I didn't think we'd have news today, but I agree with Chris Bowers and Steve Benin that we did get some news. (As usual, this is all process and politics; if you want to understand the substantive case for and against the various possibilities, I'll still recommend Jon Cohn and Ezra Klein -- here's today's best from Jon and here's today's best from Ezra). I take a while to get to it, but the bottom line below is that I think the most likely outcome now is final passage of a bill that goes through regular floor procedures (i.e. gets cloture), that does not contain a strong public option but may contain a weak public option or, more likely, some sort of trigger or other compromise, but that is otherwise somewhat closer to what liberals want than the Senate Finance bill.
To recap:
The Rockefeller "strong public option" failed, with (Bill) Nelson, Carper, Conrad, Lincoln, Baucus, Snowe, and the rest of the Republicans against.
The Schumer "weak public option" failed, with Nelson and Carper flipping and supporting it.
On both votes, Baucus said that he supported the amendments on substantive grounds, but was voting no because he thought they would sink the bill.
So, where does that leave us?
First, I think it kills the strong public option. Even if Baucus might flip and vote for the Rockefeller amendment in some particular set of circumstances, that's still four solid votes against, and since there are twelve Democrats currently somewhat to the right of Bill Nelson and Conrad (and another couple between them and Carper), I think it's highly unlikely that there are 50 Democrats willing to cast an up-and-down yes vote on the Rockefeller amendment. I'll list Ben Nelson, Bayh, Landrieu, Webb, Dorgan, Hagan, Tester, Pryor, McCaskill, and Lieberman all as unlikely, and the liberals would need at least three of those (and Baucus, and a couple of other iffy votes) -- although I should note that this scoreboard has Webb and Dorgan as likely yes votes.
Second, it means that there probably are 50 votes for a weak public option, again in a simple yes/no vote. Probably. We know Bill Nelson and Carper are on board; odds are that's what Webb and Dorgan would support, given their comments.

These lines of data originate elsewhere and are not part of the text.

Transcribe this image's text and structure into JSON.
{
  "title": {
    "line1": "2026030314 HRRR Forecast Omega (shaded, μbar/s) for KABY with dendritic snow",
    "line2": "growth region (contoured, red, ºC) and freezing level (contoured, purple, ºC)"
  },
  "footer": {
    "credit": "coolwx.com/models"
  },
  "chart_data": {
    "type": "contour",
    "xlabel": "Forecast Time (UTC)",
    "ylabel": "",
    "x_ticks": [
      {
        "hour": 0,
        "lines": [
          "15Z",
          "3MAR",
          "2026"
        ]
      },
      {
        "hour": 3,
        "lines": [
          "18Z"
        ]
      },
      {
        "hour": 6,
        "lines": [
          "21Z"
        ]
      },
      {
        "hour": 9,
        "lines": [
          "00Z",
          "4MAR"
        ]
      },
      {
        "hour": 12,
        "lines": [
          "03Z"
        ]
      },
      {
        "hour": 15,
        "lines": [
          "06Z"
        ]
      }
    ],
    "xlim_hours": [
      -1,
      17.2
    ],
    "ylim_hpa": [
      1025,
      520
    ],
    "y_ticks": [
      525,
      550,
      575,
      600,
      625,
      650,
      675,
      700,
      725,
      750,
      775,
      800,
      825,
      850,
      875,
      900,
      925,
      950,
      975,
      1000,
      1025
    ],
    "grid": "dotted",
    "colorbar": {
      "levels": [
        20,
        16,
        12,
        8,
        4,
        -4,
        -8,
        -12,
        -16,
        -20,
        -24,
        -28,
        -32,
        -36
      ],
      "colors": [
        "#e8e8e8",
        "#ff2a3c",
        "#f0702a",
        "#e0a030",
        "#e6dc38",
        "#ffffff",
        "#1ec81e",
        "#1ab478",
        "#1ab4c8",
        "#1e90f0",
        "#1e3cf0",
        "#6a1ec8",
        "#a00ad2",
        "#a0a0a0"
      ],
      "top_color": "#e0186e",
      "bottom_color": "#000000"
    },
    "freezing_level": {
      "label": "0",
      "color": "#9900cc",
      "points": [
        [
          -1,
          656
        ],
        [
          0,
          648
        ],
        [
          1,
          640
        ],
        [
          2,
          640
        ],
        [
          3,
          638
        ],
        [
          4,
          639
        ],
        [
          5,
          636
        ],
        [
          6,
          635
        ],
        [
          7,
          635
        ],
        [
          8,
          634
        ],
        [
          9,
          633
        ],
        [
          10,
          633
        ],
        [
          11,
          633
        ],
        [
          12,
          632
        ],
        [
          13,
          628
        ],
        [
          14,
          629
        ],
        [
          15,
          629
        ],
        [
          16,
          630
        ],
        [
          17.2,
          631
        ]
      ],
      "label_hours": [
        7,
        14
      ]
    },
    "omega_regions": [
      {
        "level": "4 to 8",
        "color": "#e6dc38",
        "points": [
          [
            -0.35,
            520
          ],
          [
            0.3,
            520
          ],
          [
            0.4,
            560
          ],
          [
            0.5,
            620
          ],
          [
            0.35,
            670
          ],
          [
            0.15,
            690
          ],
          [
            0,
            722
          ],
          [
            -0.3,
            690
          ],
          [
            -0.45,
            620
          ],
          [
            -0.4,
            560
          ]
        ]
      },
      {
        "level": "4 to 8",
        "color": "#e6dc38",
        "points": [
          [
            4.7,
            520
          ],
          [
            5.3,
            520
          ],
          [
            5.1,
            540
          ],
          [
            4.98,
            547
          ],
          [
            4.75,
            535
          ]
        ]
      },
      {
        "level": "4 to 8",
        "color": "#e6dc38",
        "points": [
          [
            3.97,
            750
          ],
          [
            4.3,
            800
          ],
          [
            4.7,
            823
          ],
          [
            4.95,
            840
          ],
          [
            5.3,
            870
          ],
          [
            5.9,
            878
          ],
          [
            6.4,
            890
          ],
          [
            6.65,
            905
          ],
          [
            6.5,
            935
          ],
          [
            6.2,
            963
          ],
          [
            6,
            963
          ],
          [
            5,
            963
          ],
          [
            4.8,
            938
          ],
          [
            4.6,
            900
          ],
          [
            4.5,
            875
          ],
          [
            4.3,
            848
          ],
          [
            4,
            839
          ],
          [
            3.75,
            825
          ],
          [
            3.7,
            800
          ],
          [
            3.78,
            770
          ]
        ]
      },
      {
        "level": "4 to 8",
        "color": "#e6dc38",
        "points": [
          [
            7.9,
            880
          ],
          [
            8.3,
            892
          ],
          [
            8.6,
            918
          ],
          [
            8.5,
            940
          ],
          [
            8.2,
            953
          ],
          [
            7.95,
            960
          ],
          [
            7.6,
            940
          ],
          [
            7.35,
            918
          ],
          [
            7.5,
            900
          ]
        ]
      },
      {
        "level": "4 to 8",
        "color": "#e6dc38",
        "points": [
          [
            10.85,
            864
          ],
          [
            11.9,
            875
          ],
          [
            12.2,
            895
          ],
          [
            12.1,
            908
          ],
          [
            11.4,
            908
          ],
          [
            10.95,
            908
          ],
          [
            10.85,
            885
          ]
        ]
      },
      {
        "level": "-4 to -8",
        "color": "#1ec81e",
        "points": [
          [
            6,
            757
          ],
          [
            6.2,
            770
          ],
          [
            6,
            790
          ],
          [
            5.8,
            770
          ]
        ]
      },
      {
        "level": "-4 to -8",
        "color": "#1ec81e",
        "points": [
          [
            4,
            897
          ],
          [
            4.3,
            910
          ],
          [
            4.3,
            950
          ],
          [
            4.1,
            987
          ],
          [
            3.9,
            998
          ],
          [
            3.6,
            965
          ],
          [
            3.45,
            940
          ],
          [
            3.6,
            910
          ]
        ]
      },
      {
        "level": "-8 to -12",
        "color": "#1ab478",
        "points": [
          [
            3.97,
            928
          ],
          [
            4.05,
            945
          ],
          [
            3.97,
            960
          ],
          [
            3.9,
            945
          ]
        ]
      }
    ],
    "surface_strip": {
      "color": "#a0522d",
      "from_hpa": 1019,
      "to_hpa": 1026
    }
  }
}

But to know the fate of the weak public option, even if this count is correct, we need to know a few more things that we do not yet know.
The most important of these is the strength of the opposition among the opposition Democrats (and, to some extent, Snowe). If the bill winds up including the weak public option over their votes, would they then vote against final passage? (since it's possible that one or more of those who support the weak public might vote against the bill for other reasons). Would potential yes/no votes (vote for cloture but against the bill) switch to no/no votes if the public option was included? If the weak public option has to be added as a floor amendment, would opponents of the provision who are either yes/yes or yes/no on the bill be willing to vote yes/no on cloture on the amendment? (Yes, there can be multiple filibusters on single bills at different stages of floor consideration).
Next, we'd need to know a bit more about the marginal supporters of the weak public option. Are they all (or enough of them) still on board if reconciliation is used? Is weak public option their preference compared to a trigger of some sort (if, for example, the bill on the floor has a trigger, would the Schumer amendment lose a vote or two that it would have if the default bill had no trigger)? And the, finally, we would need to know whether the managers of the bill believe that reconciliation is worth the risks if there are 50 solid votes for the weak public option but not 60 for cloture with the public option -- but there are 60 votes for cloture with a trigger, or coops, or some other compromise. Is keeping the weak public option really worth that?
My guess, and it's only a guess, is that the numbers as they sit now kill off reconciliation as a procedure to get this done this year -- unless it turns out there aren't 60 for cloture for even the Senate Finance bill. However, I think it's looking very likely (80%? Maybe a bit higher?) that the Democrats can get cloture on the Senate Finance bill, and in fact they can probably get cloture on a somewhat stronger bill than whatever Senate Finance produces. Since I agree with those who say that such a bill, whatever its faults, would be a major, historic, achievement, I think supporters of health care reform should be pretty happy with how things are going -- given what was theoretically possible following the campaign that Obama ran last year (i.e. single-payer wasn't going to be on the table this year).
Still a lot of things we don't know, but it is, slowly, coming into better focus.